Засучив рукава, Воевода двинулся к своим подчиненным. Вид его был настолько грозен, что жолнежи сначала робко попятились, а затем вовсе пустились наутек.
Самборский Владыка гнался за ними, осыпая бранью и угрозами. Но боярин их не слышал, поскольку навстречу ему со всех ног спешила Эвелина.
Ей так хотелось обнять любимого, но, боясь разбередить его раны, княжна сдержала чувства и остановилась в полушаге от Бутурлина.
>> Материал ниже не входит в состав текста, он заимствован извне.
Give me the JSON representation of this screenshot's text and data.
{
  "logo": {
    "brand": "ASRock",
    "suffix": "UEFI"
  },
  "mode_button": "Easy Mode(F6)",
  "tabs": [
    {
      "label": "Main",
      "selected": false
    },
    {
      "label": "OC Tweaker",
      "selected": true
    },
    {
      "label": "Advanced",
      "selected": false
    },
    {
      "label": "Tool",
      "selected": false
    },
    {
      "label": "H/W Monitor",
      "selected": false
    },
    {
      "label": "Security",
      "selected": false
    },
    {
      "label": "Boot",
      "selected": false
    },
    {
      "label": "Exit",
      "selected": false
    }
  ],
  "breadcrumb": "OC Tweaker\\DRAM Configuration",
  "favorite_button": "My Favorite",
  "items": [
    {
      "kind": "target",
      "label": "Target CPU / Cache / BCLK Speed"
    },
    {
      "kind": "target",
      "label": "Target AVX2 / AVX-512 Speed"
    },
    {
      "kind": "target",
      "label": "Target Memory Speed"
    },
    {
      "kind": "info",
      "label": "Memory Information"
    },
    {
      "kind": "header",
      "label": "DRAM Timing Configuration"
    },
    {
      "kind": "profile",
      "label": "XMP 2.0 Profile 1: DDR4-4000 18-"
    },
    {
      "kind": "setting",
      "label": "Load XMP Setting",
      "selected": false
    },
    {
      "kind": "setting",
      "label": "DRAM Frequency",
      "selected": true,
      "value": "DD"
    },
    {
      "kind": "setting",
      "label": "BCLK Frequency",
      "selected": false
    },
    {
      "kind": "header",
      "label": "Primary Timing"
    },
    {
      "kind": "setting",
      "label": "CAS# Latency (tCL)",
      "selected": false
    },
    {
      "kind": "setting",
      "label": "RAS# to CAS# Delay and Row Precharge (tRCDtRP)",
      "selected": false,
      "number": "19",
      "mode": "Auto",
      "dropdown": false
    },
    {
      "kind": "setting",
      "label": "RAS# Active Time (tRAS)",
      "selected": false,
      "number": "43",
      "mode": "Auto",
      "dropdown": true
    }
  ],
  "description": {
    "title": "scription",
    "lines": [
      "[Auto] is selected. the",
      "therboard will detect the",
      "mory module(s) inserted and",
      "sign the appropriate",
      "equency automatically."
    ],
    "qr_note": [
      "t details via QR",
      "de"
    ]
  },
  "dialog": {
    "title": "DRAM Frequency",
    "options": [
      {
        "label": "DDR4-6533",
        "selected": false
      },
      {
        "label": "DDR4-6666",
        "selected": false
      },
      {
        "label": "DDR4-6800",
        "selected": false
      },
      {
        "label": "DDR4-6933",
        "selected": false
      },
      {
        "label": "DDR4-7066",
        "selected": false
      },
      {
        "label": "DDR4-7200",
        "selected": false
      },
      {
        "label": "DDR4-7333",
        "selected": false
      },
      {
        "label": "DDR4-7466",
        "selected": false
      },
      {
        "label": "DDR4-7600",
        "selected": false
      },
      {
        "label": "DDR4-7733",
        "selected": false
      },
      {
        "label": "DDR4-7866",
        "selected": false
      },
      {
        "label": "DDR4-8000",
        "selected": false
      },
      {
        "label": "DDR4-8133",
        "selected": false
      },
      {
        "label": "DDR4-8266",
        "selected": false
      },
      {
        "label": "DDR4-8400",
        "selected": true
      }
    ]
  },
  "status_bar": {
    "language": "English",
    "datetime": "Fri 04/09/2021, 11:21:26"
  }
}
В глазах девушки отражался мир, полный любви и нежности, и, встретившись с ней взором, Дмитрий почувствовал, как пробуждаются к жизни его душа и плоть.
К горлу боярина подкатил ком, глаза защипало от слез, но это были слезы радости. Он сам шагнул навстречу княжне и, чтобы она не простыла, укрыл ее от ветра своим полушубком.
– Ты по-прежнему обо мне заботишься!.. – произнесла, замирая от счастья, Эвелина. – …Когда же я смогу заботиться о тебе?
– Не думай о том, моя Лада! – ответил Дмитрий, нежно касаясь губами ее виска. – Все успеется, ведь впереди у нас – целая жизнь!
Бутурлин и княжна стояли на гребне замковой стены, словно на краю нового, еще неизведанного ими бытия, и грезили о жизни, в коей никто не сможет их разлучить.
Мечты их были по-детски бесхитростны и прекрасны. Они предвещали годы, проведенные вместе, радость рождения детей, томительное ожидание мужа из походов и отраду его возвращения домой. Еще в них присутствовали бревенчатый терем, хранящий в зной прохладу, а в стужу – тепло, цветущий сад за окнами…
…Влюбленные, мечтали обо всем, что способно было вобрать в себя короткое, но емкое слово «счастье». И словно боясь спугнуть их мечты, стих ветер, перестал сыпаться снег, а из-за облаков выглянуло не по-зимнему приветливое солнце, обещая раннюю весну.